From the moment that the umbilical cord is cut, never again can you protect them like you did in your womb. Each day, they grow a little bit farther away. They strive for independence. They yearn for freedom. They push themselves away. They distance themselves.
And this hurts. Because just as no one tells you how much you’ll love your children, no one tells you how much they can hurt you. Each betrayal of trust, each disappointment, each step away from our values, each “I hate you” is like a stab in the heart.
You want to cry out that your just person. Being your mom does not make me invisible. It does not make me perfect. Being your mom does not make me void of feelings. I don’t know everything. Quite the opposite, I know that I’m just fumbling here. I’m doing the best I know how. All I know is that I love you, demon teenager of mine.
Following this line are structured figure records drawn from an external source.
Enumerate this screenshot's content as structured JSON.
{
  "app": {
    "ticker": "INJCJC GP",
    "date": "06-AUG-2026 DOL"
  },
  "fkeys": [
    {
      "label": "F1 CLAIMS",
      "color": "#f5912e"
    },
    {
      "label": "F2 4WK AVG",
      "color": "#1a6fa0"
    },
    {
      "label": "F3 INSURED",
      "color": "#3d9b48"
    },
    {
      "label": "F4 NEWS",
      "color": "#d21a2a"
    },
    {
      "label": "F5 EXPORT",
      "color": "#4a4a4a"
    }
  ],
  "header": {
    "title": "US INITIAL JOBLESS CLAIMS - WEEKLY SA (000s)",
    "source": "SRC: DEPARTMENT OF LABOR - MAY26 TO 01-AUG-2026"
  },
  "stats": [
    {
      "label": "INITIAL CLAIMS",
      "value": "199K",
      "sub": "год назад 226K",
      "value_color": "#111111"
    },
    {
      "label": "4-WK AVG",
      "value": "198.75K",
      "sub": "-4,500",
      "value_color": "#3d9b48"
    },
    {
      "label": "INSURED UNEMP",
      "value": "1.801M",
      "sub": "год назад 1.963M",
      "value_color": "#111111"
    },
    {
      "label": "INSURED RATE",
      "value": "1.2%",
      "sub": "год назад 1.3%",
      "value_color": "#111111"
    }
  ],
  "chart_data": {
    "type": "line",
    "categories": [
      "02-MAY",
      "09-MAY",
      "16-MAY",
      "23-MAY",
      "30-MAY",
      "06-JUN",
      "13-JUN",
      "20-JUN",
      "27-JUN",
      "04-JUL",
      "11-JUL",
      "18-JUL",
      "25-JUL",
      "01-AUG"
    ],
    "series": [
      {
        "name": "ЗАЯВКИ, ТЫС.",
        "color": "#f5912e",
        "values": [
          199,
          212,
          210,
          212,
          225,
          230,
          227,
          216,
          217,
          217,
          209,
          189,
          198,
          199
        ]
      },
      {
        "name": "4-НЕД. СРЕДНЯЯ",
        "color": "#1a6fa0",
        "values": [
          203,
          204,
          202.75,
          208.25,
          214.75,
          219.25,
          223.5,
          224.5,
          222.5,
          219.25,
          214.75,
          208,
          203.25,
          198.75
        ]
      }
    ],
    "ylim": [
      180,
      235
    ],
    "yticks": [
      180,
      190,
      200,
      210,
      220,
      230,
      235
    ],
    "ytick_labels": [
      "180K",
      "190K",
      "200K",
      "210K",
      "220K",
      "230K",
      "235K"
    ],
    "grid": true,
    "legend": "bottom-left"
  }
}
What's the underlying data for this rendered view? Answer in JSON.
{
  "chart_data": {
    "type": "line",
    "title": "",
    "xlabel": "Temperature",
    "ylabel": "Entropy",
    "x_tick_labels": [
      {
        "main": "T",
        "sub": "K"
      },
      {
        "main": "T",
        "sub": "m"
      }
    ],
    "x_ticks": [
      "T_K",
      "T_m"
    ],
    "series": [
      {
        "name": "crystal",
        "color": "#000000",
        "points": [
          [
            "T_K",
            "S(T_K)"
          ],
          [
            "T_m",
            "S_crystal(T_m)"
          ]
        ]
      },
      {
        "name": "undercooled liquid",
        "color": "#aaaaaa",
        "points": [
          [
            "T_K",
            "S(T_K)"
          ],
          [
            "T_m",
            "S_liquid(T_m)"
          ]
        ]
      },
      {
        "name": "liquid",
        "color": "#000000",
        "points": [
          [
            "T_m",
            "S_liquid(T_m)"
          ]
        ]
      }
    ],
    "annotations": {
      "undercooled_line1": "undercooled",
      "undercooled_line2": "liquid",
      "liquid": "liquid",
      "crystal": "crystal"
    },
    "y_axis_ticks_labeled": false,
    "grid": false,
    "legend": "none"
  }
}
This teen was once part of you. You grew those little lips in your belly. You held their tiny fingers as they learned to walk. You dried their tears. You held them as they cried. You dreamed of their future. You pray for their happiness.
They don’t know how each of their hurts cuts deeply in your heart. Every one of their failures, you carry the responsiblity too. If you would have just been sterner, gentler, more open, harder, easier on them…
They also don’t know that it doesn’t matter how terrible they are. How bad they mess things up. How deep they get. How disappointed you are. How disappointed they are. You will always love them. There isn’t a moment that you would ever love them less.
No one tells you that.
i think you are a wonderful parent!
thanks 🙂
Thank you!!! I am going to send this to my mom. I am sure she will be as touched by it as I am.
thank you.
Why do you insist on making me cry?
It’s really my life goal. Forget mother of the year.
I hear it’s all worth it though… Is it??
It is worth it! Even when I think I might kill one of them before the day is out. It’s worth it.
What an amazing post! It’s true that if people tell you this stuff before children or when you are pregnant you choose to ignore it!! Even now I find myself checking on Liv in the middle of the night just to make sure she’s still breathing!!
I can also see her moving further away from me and asserting her idependence and it terrifies me!! Hope I do half as good a job as you! xxx
Such a touching post! I had to go hug my 2 year old after reading it! I don’t enjoy to vomit and poop and pee, but the teenage years scare me a heck of a lot more. I wish he’d stay young forever!